Is there anyone from GRRoM or GRIN on today? Please check it out.


----------



## mylissyk (Feb 25, 2007)

Please go ahead and email the PF post to the rescues groups! You can find their contact info here:

National Rescue Committee of the Golden Retriever Club of America


----------



## RachelsGoldens (Jan 23, 2011)

Golden Retriever Rescue Resource has already called. I am in Battle Creek, MI even though we show up in Toledo.

Thanks,

Rachel


----------



## Elisabeth Kazup (Aug 23, 2008)

Does he need to be pulled tomorrow morning?
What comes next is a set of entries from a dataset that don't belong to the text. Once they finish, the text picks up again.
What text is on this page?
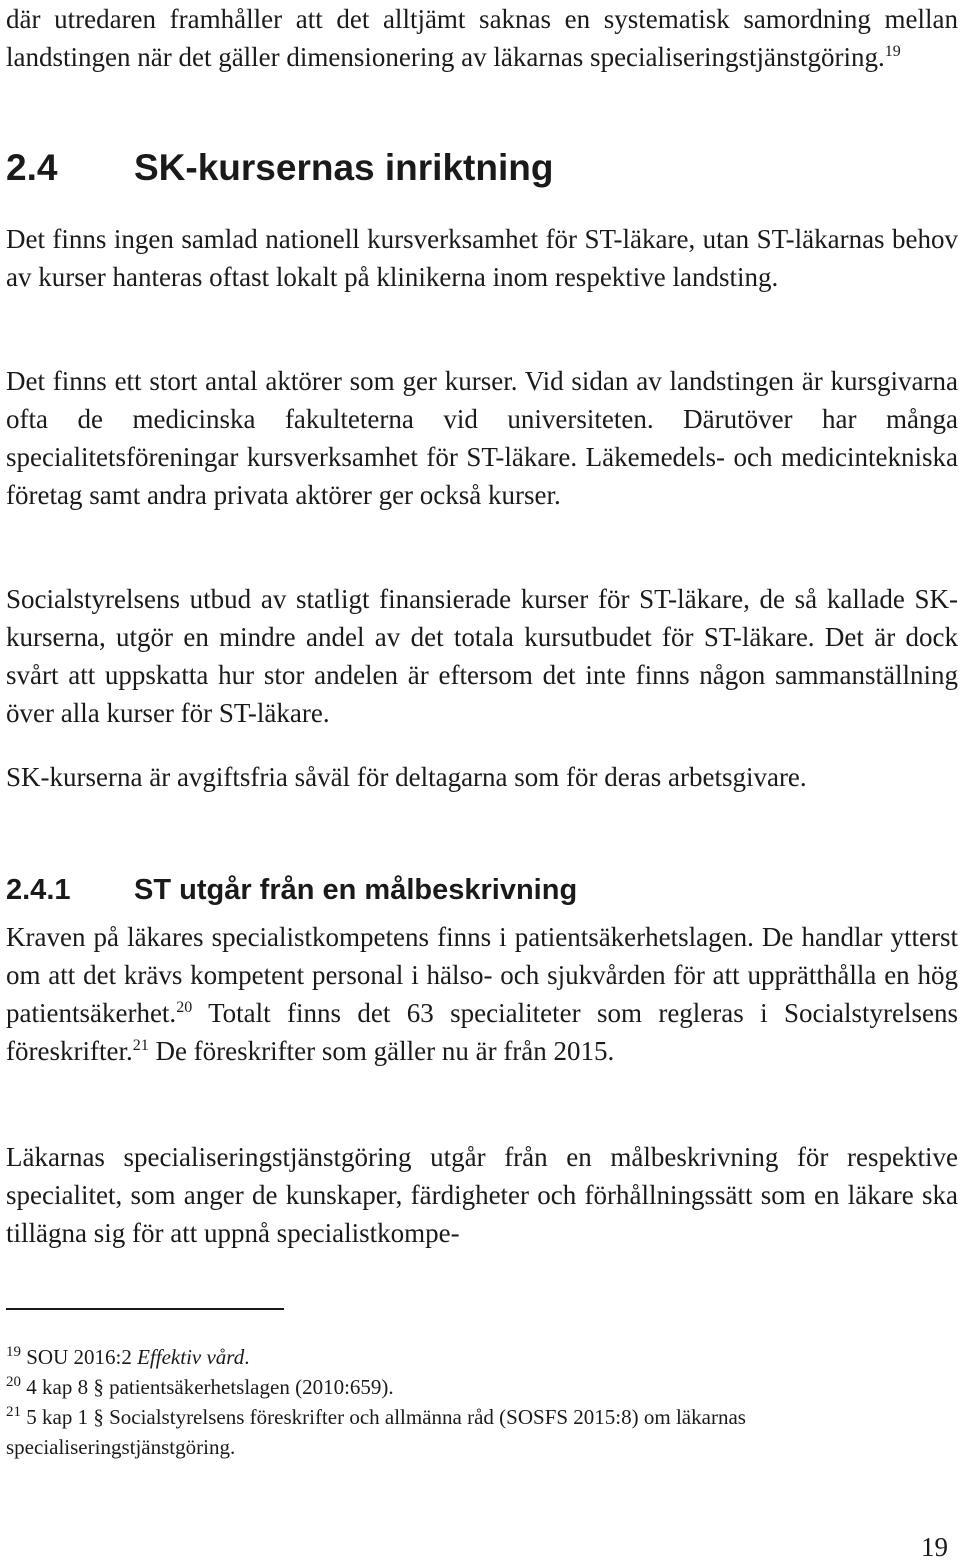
där utredaren framhåller att det alltjämt saknas en systematisk samordning mellan landstingen när det gäller dimensionering av läkarnas specialiseringstjänstgöring.$^{19}$

2.4 SK-kursernas inriktning

Det finns ingen samlad nationell kursverksamhet för ST-läkare, utan ST-läkarnas behov av kurser hanteras oftast lokalt på klinikerna inom respektive landsting.

Det finns ett stort antal aktörer som ger kurser. Vid sidan av landstingen är kursgivarna ofta de medicinska fakulteterna vid universiteten. Därutöver har många specialitetsföreningar kursverksamhet för ST-läkare. Läkemedels- och medicintekniska företag samt andra privata aktörer ger också kurser.

Socialstyrelsens utbud av statligt finansierade kurser för ST-läkare, de så kallade SK-kurserna, utgör en mindre andel av det totala kursutbudet för ST-läkare. Det är dock svårt att uppskatta hur stor andelen är eftersom det inte finns någon sammanställning över alla kurser för ST-läkare.

SK-kurserna är avgiftsfria såväl för deltagarna som för deras arbetsgivare.

2.4.1 ST utgår från en målbeskrivning

Kraven på läkares specialistkompetens finns i patientsäkerhetslagen. De handlar ytterst om att det krävs kompetent personal i hälso- och sjukvården för att upprätthålla en hög patientsäkerhet.$^{20}$ Totalt finns det 63 specialiteter som regleras i Socialstyrelsens föreskrifter.$^{21}$ De föreskrifter som gäller nu är från 2015.

Läkarnas specialiseringstjänstgöring utgår från en målbeskrivning för respektive specialitet, som anger de kunskaper, färdigheter och förhållningssätt som en läkare ska tillägna sig för att uppnå specialistkompe-

$^{19}$ SOU 2016:2 Effektiv vård.

$^{20}$ 4 kap 8 § patientsäkerhetslagen (2010:659).

$^{21}$ 5 kap 1 § Socialstyrelsens föreskrifter och allmänna råd (SOSFS 2015:8) om läkarnas specialiseringstjänstgöring.

19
I'm 20 minutes away.


----------



## mylissyk (Feb 25, 2007)

I got this response from Great Lakes GRR :

_We contacted them three days ago and are moving him Friday after his neuter..._

_Wendy Mickle, CIC_
_Intake Coordinator_
_Great Lakes Golden Retriever Rescue_


----------



## Elisabeth Kazup (Aug 23, 2008)

Okay, that's great. Keep me in mind if you come across others.


----------



## Karen519 (Aug 21, 2006)

*So Glad*

So glad that Great Lakes Golden Ret. Rescue is getting him tomorrow.
Beautiful Boy!


----------